The Last Animal
- First edition cover
- Author: Ramona Ausubel
- Publisher: Riverhead Books
- Publication date: April 18, 2023
- ISBN: 9780593420522

= The Last Animal =

2023 novel by Ramona Ausubel

The Last Animal is a 2023 science fiction novel by Ramona Ausubel. The novel follows a newly-widowed mother and her two teenaged daughters. During a scientific expedition in Siberia, the girls stumble upon a perfectly-preserved baby wooly mammoth, and the family must choose how to move forward with this scientific discovery.

== Plot ==
The Last Animal follows sisters Vera, age 12, and Eve, age 15, as well as their newly-single mother, a year after their father died while transporting Neanderthal tissue samples. Their mother, Jane, brings the sisters to the Arctic to tag along on a scientific expedition searching for woolly mammoth remains. The team hopes that bringing back certain extinct mammals may help reverse climate change.

Bored, Vera and Eve wander away from the expedition and accidentally discover a perfectly preserved, four-thousand-year-old baby woolly mammoth. Tensions rise as other scientists try to claim the discovery, and the family opts to go rogue.

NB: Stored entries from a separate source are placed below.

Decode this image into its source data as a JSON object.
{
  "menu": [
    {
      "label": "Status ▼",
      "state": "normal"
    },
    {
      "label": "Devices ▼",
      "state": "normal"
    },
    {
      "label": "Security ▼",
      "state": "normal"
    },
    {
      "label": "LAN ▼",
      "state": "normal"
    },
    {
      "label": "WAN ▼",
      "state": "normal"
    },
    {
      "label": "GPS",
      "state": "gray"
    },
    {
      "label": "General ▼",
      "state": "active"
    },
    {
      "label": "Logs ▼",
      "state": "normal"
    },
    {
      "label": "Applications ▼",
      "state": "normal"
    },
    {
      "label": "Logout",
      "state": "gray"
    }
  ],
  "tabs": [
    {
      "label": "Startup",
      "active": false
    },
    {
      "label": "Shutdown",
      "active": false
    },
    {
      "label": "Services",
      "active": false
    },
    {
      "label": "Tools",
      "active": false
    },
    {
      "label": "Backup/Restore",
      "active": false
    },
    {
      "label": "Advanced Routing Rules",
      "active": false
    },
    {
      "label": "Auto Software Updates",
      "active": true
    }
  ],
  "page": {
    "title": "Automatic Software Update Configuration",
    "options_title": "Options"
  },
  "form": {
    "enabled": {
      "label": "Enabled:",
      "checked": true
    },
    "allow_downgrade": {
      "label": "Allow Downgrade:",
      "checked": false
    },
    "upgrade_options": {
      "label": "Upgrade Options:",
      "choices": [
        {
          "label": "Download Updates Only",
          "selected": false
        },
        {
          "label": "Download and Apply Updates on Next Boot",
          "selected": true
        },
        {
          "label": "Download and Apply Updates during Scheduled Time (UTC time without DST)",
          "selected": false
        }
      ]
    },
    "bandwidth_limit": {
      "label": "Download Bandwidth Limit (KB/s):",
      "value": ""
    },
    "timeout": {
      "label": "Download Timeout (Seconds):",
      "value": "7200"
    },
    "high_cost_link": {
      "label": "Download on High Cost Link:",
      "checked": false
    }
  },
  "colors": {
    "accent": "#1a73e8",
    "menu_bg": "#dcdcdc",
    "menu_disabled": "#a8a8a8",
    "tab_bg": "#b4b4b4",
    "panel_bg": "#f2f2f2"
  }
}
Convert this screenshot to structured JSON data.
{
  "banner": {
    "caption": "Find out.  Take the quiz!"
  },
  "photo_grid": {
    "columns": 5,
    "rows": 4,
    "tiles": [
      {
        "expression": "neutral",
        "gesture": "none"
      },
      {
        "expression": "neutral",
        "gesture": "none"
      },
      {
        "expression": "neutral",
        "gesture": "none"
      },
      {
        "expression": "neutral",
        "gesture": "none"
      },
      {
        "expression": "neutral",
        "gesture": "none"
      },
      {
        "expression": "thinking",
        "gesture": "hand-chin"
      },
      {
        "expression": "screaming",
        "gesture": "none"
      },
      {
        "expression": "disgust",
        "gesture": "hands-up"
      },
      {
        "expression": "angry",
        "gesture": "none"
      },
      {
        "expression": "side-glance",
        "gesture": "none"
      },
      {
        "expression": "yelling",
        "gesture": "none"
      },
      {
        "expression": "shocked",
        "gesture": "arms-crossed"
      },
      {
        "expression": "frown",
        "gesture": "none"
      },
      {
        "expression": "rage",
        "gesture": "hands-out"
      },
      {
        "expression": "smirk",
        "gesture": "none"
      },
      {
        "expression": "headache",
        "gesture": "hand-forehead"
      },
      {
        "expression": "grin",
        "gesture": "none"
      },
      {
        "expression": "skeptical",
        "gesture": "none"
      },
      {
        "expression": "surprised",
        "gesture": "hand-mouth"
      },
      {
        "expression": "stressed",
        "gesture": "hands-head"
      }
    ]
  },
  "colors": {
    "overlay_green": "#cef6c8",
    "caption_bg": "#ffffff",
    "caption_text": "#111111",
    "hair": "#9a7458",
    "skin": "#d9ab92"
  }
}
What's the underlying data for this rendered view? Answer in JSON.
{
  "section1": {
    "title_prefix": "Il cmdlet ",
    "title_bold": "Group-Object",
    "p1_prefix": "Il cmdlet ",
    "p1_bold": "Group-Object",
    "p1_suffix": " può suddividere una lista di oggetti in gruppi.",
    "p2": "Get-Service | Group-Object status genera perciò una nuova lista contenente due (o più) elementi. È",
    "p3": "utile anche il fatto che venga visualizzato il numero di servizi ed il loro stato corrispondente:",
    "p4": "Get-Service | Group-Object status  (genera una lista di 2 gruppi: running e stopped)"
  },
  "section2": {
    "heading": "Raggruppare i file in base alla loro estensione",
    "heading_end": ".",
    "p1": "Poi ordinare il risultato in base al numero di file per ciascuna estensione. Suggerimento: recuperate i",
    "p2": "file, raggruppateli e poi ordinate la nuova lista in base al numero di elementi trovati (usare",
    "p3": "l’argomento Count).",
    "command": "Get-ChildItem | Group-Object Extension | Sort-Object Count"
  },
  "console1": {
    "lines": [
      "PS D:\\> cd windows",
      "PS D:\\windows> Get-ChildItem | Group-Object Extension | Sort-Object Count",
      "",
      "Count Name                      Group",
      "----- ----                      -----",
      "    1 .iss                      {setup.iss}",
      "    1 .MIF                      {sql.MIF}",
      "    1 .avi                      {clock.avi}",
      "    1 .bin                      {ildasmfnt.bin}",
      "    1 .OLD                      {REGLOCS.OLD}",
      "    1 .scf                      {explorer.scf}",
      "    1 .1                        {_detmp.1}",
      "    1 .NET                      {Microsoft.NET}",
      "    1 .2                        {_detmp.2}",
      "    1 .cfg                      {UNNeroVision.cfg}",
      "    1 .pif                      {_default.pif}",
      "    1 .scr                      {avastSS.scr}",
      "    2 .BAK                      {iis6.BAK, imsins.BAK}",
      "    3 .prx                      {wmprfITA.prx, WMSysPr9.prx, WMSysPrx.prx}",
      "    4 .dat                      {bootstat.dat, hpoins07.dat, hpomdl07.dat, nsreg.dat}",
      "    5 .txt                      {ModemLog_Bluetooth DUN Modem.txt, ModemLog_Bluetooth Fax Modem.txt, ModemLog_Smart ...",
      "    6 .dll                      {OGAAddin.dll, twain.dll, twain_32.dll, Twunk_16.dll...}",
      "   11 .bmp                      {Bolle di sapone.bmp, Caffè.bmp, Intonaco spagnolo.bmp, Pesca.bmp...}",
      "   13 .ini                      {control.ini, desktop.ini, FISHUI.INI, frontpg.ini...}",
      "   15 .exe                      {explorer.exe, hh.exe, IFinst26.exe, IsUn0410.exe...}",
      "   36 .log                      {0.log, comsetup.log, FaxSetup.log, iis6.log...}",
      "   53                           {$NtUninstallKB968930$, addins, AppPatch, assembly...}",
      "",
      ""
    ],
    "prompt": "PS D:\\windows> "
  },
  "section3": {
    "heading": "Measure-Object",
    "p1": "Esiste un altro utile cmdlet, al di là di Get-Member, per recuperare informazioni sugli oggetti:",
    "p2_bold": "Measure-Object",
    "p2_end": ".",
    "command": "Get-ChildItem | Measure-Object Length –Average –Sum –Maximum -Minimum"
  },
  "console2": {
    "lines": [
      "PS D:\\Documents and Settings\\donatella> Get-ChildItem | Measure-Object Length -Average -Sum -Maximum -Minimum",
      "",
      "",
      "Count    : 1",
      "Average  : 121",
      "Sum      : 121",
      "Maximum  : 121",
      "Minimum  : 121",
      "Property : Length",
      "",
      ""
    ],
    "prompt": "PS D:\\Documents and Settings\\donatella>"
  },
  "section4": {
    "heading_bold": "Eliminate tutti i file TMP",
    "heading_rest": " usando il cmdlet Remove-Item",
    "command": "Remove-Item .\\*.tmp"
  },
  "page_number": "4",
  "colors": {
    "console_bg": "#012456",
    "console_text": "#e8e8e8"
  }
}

Together with Jane's billionaire friend, they impregnate an elephant with genetically modified embryo using baby mammoth’s DNA.
== Reception ==
In a starred review, Kirkus Reviews noted that The Last Animal includes "an amazing amount of humor, pizazz, wisdom, and wonder" for "a story that is essentially about processing grief".

Publishers Weekly also gave the novel a starred review, referring to it as a "gem" while Booklist's Heather Booth called it "transfixing".

For Shelf Awareness, Emma Page expanded on these descriptions by writing, "The world of The Last Animal is both strikingly recognizable and yet laced with magic, a place where things Ausubel's characters can barely imagine exist just beneath the surface of everyday life".

Writing for The Washington Post, Ron Charles called The Last Animal "a sweet, poignant descendant of Jurassic Park", noting that the novel's "quirky comedy [...] constantly pushes back against the story’s abiding gloom" and "the whole book is glazed with a thin layer of absurdity".

For the Los Angeles Times, Meredith Maran wrote, "Ausubel is a supernaturally gifted writer whose heart, soul, wit and intellect are evident in every wacky setting, character and plot line she weaves. Few authors can do what she does, seemingly effortlessly". Maran concluded that potential readers should "forget everything you think you know about your reading tastes, sink into [Ausubel's] weird world and prepare to fall in love with a 4,000-year-old baby mammoth".

NPR's Jason Heller also commented on Ausubel's writing style, saying it has a "telltale zing". However, on behalf of The New York Review of Books, Regina Marler indicated that much of Ausubel's writing strengths are missing from the novel: "Only once in this novel does she deploy her stunning gift for the narrative swerve [... Her] elegant prose is skillfully stripped back in this book". Both Heller and Marler, however, discussed the larger issues the novel discusses. While Heller found the novel amusing, he also highlighted how it " tackles sexism, both personal and institutional, [...] with wryness rather than clickbait cliches".

Considering what Marler called a "headlong plot" and "the ethical issues thrumming behind the action", she also noted that "there’s a directness to Vera’s speech that can make this novel feel like children’s literature at times, spelling out what the reader has already intuited." Writing for The New York Times Book Review, Mike Peed had a similar critique, noting, "Ausubel grips her reader’s hand firmly, constantly dropping blunt reminders of her tale’s ideas and stripping them of nuance. While the family’s revelations are deeply felt, and the book’s concerns authentic, misty-eyed pronouncements run riot."

Writing for The Christian Science Monitor, Heller McAlpin highlighted how The Last Animal is filled with "outlandish albeit endearing improbabilities" and concluded that the novel "is a hairy but cuddly beast of a novel that sheds life lessons, some heartwarming, many sticky with sentiment".

Library Journal also reviewed the novel.

As announced on January 23, 2025, the book is one of three winners of the Science + Literature Awards 2025, granting Ausubel a total prize of $10,000.

== Honors ==
Kirkus Reviews named The Last Animal one of the best novels of 2023.